Feb 07, 2021 · 3 min read
For Black History Month, Curology is doing something a little special — we’re celebrating and supporting Black joy. “In Support of Black Joy” will feature stories, photos, videos, and more from Black creators about finding and creating joy.
Reading is not only very cool 😎; education and immersion are necessary tools to create change that can bring about true joy. As part of In Support of Black Joy, Reparations Club has curated a list of their community’s top reads for us.
Black bookshops have always been a place where ideas, activism, history, and education come together to build community. Reparations Club is a Black bookstore and creative space in Los Angeles that fosters community through consciousness.
Visit Reparations Club online or your local Black bookshop to scoop up these reads!
Head over to our In Support of Black Joy microsite to read more about Reparations Club and experience more from Black creators.
To paraphrase poet Lucille Clifton, “let’s celebrate that every day something has tried to kill us and has failed.” If you’re reading this, you’ve made it to 2021, and that’s worth celebrating. Historically speaking, Black bookshops have always celebrated community, history, activism, and the exchange of ideas. Rep Club has continued the tradition, making Black joy and community our business, quite literally. It’s important for us to highlight Black Joy in the historical record. Below are a few books that bring joy to us and a few members of our Rep Club fam. Of course, each of their picks has a permanent home on our shelves (and our website).

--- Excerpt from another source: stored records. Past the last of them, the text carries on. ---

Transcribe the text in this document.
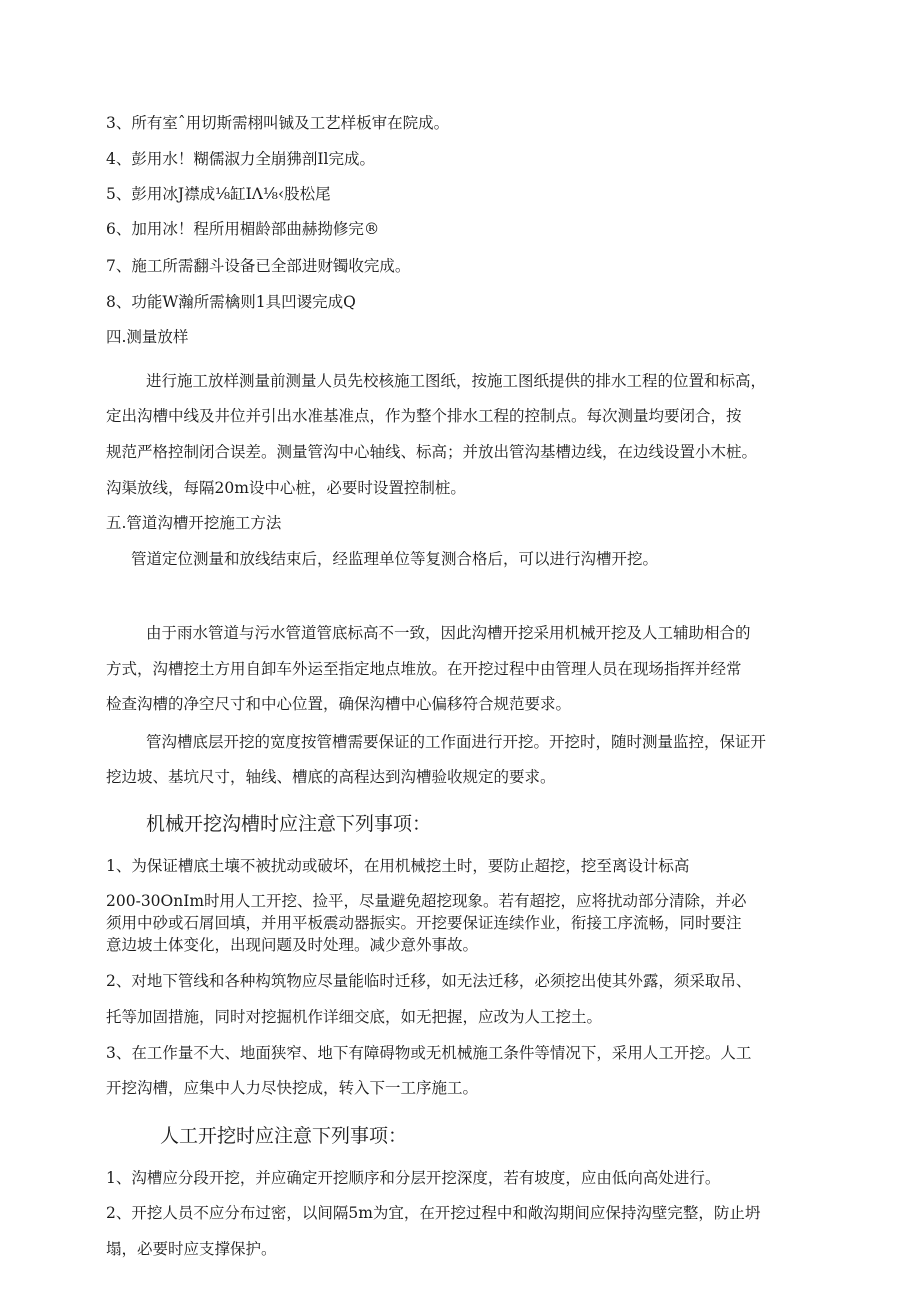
3、所有室ˆ用切斯需栩叫铖及工艺样板审在院成。
4、彭用水！糊儒淑力全崩狒剖Il完成。
5、彭用冰J襟成⅛缸IΛ⅛‹股松尾
6、加用冰！程所用楣龄部曲赫拗修完®
7、施工所需翻斗设备已全部进财镯收完成。
8、功能W瀚所需檎则1具凹谡完成Q
四.测量放样
进行施工放样测量前测量人员先校核施工图纸，按施工图纸提供的排水工程的位置和标高，
定出沟槽中线及井位并引出水准基准点，作为整个排水工程的控制点。每次测量均要闭合，按
规范严格控制闭合误差。测量管沟中心轴线、标高；并放出管沟基槽边线，在边线设置小木桩。
沟渠放线，每隔20m设中心桩，必要时设置控制桩。
五.管道沟槽开挖施工方法
管道定位测量和放线结束后，经监理单位等复测合格后，可以进行沟槽开挖。
由于雨水管道与污水管道管底标高不一致，因此沟槽开挖采用机械开挖及人工辅助相合的
方式，沟槽挖土方用自卸车外运至指定地点堆放。在开挖过程中由管理人员在现场指挥并经常
检查沟槽的净空尺寸和中心位置，确保沟槽中心偏移符合规范要求。
管沟槽底层开挖的宽度按管槽需要保证的工作面进行开挖。开挖时，随时测量监控，保证开
挖边坡、基坑尺寸，轴线、槽底的高程达到沟槽验收规定的要求。
机械开挖沟槽时应注意下列事项：
1、为保证槽底土壤不被扰动或破坏，在用机械挖土时，要防止超挖，挖至离设计标高
200-30OnIm时用人工开挖、捡平，尽量避免超挖现象。若有超挖，应将扰动部分清除，并必
须用中砂或石屑回填，并用平板震动器振实。开挖要保证连续作业，衔接工序流畅，同时要注
意边坡土体变化，出现问题及时处理。减少意外事故。
2、对地下管线和各种构筑物应尽量能临时迁移，如无法迁移，必须挖出使其外露，须采取吊、
托等加固措施，同时对挖掘机作详细交底，如无把握，应改为人工挖土。
3、在工作量不大、地面狭窄、地下有障碍物或无机械施工条件等情况下，采用人工开挖。人工
开挖沟槽，应集中人力尽快挖成，转入下一工序施工。
人工开挖时应注意下列事项：
1、沟槽应分段开挖，并应确定开挖顺序和分层开挖深度，若有坡度，应由低向高处进行。
2、开挖人员不应分布过密，以间隔5m为宜，在开挖过程中和敞沟期间应保持沟壁完整，防止坍
塌，必要时应支撑保护。
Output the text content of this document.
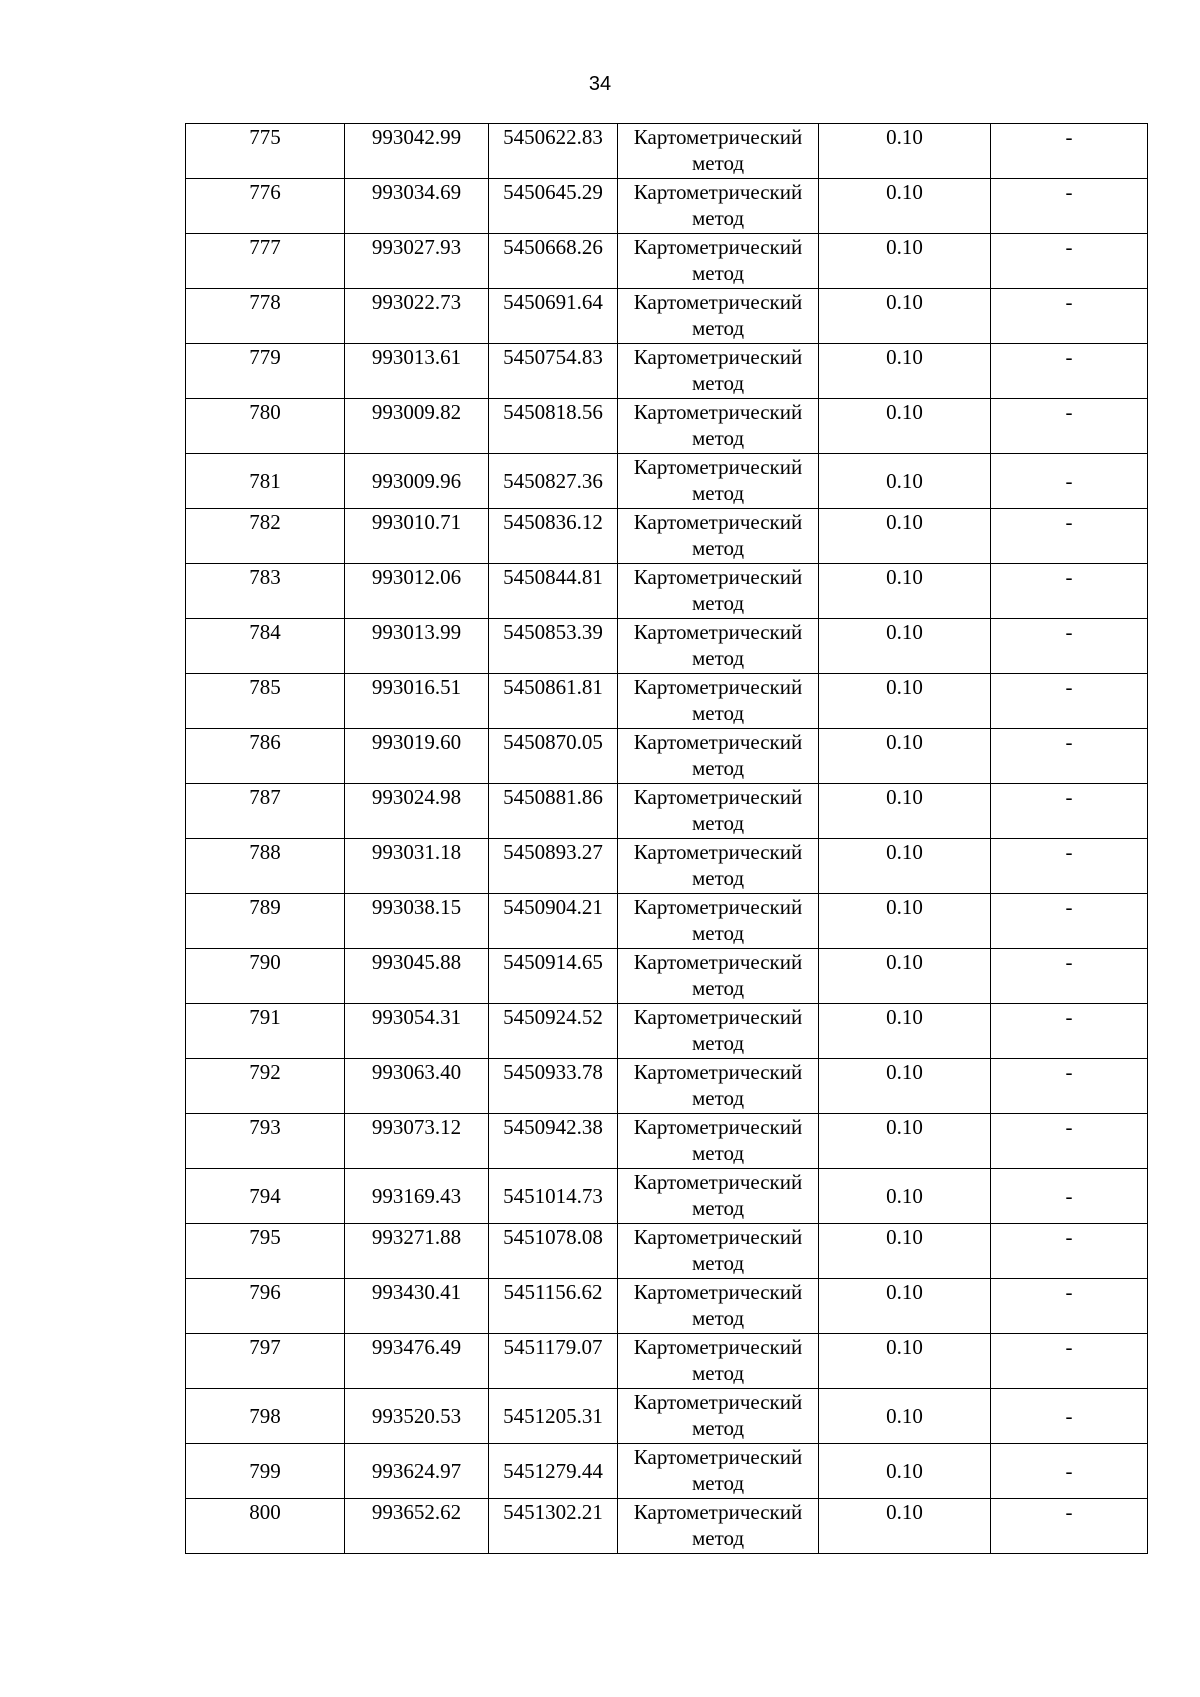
34
775	993042.99	5450622.83	Картометрический
метод	0.10	-
776	993034.69	5450645.29	Картометрический
метод	0.10	-
777	993027.93	5450668.26	Картометрический
метод	0.10	-
778	993022.73	5450691.64	Картометрический
метод	0.10	-
779	993013.61	5450754.83	Картометрический
метод	0.10	-
780	993009.82	5450818.56	Картометрический
метод	0.10	-
781	993009.96	5450827.36	Картометрический
метод	0.10	-
782	993010.71	5450836.12	Картометрический
метод	0.10	-
783	993012.06	5450844.81	Картометрический
метод	0.10	-
784	993013.99	5450853.39	Картометрический
метод	0.10	-
785	993016.51	5450861.81	Картометрический
метод	0.10	-
786	993019.60	5450870.05	Картометрический
метод	0.10	-
787	993024.98	5450881.86	Картометрический
метод	0.10	-
788	993031.18	5450893.27	Картометрический
метод	0.10	-
789	993038.15	5450904.21	Картометрический
метод	0.10	-
790	993045.88	5450914.65	Картометрический
метод	0.10	-
791	993054.31	5450924.52	Картометрический
метод	0.10	-
792	993063.40	5450933.78	Картометрический
метод	0.10	-
793	993073.12	5450942.38	Картометрический
метод	0.10	-
794	993169.43	5451014.73	Картометрический
метод	0.10	-
795	993271.88	5451078.08	Картометрический
метод	0.10	-
796	993430.41	5451156.62	Картометрический
метод	0.10	-
797	993476.49	5451179.07	Картометрический
метод	0.10	-
798	993520.53	5451205.31	Картометрический
метод	0.10	-
799	993624.97	5451279.44	Картометрический
метод	0.10	-
800	993652.62	5451302.21	Картометрический
метод	0.10	-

— Jazzi McGilbert, founder of Reparations Club
“Black joy, what is there not to say about it? I live it every day and dream about every moment. As an architect in progress, I aim to construct spaces of potential. I often find my inspirations for imagining futures, and the future of Black Joy, in the pages of Dark Matter by Sheree Thomas, a collection of short stories detailing Black possibility. It’s written by voices not always mentioned in the lineage of Black speculative fiction and presents a milieu of alternate worlds to step into. It’s an inspiring book to read and then look up from its pages and realize that Black people are building worlds to experience a similar type of multiplicity everyday.”

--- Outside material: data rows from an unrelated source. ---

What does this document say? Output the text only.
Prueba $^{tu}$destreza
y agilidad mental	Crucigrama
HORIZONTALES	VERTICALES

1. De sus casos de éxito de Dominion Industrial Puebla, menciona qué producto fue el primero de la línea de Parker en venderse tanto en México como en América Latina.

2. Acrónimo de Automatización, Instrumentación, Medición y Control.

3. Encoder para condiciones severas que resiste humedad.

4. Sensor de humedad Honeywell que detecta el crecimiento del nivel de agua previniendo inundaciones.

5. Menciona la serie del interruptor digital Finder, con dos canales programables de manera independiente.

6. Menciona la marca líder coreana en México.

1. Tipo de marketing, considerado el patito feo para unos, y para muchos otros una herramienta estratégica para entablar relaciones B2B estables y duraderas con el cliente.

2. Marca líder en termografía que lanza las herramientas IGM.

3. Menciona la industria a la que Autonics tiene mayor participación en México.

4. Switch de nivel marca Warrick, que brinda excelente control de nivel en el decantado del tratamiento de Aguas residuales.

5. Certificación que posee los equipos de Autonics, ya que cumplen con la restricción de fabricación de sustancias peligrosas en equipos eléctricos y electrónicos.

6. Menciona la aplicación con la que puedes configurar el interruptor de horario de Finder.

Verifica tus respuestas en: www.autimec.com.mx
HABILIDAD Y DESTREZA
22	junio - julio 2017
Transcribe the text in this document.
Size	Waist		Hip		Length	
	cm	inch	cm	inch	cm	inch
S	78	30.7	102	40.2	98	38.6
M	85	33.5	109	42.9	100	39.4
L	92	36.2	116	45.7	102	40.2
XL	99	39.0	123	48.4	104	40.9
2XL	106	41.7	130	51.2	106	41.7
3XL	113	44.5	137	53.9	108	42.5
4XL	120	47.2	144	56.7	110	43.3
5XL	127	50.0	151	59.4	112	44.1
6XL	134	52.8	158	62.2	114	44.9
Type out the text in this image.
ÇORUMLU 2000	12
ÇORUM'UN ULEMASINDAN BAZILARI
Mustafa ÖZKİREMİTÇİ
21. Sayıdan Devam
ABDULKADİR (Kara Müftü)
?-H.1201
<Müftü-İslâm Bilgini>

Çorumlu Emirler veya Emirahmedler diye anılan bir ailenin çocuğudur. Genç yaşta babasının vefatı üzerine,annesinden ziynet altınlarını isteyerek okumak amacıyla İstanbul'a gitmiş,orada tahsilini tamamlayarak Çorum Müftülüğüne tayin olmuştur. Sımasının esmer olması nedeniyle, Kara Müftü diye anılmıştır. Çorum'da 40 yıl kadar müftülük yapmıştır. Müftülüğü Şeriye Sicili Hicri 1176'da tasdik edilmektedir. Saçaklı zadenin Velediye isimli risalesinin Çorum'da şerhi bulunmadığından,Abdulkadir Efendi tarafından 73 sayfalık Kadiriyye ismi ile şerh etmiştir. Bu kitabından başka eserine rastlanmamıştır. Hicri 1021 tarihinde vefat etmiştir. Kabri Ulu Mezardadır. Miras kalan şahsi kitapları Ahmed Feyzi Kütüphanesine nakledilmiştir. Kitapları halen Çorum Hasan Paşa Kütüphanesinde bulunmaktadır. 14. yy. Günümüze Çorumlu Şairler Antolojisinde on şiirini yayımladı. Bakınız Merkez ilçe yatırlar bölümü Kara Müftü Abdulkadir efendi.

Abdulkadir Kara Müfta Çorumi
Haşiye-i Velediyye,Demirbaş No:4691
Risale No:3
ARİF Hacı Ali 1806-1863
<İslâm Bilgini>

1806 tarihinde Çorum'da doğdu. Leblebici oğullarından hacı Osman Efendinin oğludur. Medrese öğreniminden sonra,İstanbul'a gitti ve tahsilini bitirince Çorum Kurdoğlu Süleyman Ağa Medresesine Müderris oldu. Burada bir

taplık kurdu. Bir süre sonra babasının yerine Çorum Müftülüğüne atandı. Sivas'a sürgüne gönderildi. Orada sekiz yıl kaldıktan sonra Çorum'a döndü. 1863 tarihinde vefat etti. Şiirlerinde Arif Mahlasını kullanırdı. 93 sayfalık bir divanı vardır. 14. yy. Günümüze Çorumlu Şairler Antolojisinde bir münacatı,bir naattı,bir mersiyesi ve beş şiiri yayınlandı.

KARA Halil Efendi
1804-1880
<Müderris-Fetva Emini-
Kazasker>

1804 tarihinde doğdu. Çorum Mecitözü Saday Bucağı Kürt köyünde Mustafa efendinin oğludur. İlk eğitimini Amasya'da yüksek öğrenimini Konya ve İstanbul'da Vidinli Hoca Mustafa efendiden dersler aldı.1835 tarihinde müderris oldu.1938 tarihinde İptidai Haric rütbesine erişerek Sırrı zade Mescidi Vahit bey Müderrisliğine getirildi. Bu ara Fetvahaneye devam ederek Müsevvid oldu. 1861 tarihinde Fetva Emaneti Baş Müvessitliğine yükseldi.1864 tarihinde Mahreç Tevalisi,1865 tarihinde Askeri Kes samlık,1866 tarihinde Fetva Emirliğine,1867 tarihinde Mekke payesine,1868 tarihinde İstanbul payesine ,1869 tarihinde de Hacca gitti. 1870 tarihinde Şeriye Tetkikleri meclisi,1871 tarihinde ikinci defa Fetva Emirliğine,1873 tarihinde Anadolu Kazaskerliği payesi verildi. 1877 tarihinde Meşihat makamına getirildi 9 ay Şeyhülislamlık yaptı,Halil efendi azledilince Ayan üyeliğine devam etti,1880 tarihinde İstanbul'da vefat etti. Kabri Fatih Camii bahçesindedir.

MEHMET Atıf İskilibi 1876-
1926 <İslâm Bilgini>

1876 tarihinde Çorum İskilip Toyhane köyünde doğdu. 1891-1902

All we want to do these days is sit around a table full of homies and a home-cooked meal. Miss Lewis, aka the First Lady of Southern Cooking, mixes recipes and techniques with stories from throughout her life and her books always feel like home.
“As I aim to build more art literacy in my community, Rep Club has supplied some of my best material — most recently Black Futures by Kimberly Drew & Jenna Wortham. As an art historian, I love Black Futures because it continues the scholarship of David Driskell, but approaches art and theory in a way that speaks to this generation’s use of the internet and social media. I love this book because it imagines a better tomorrow.”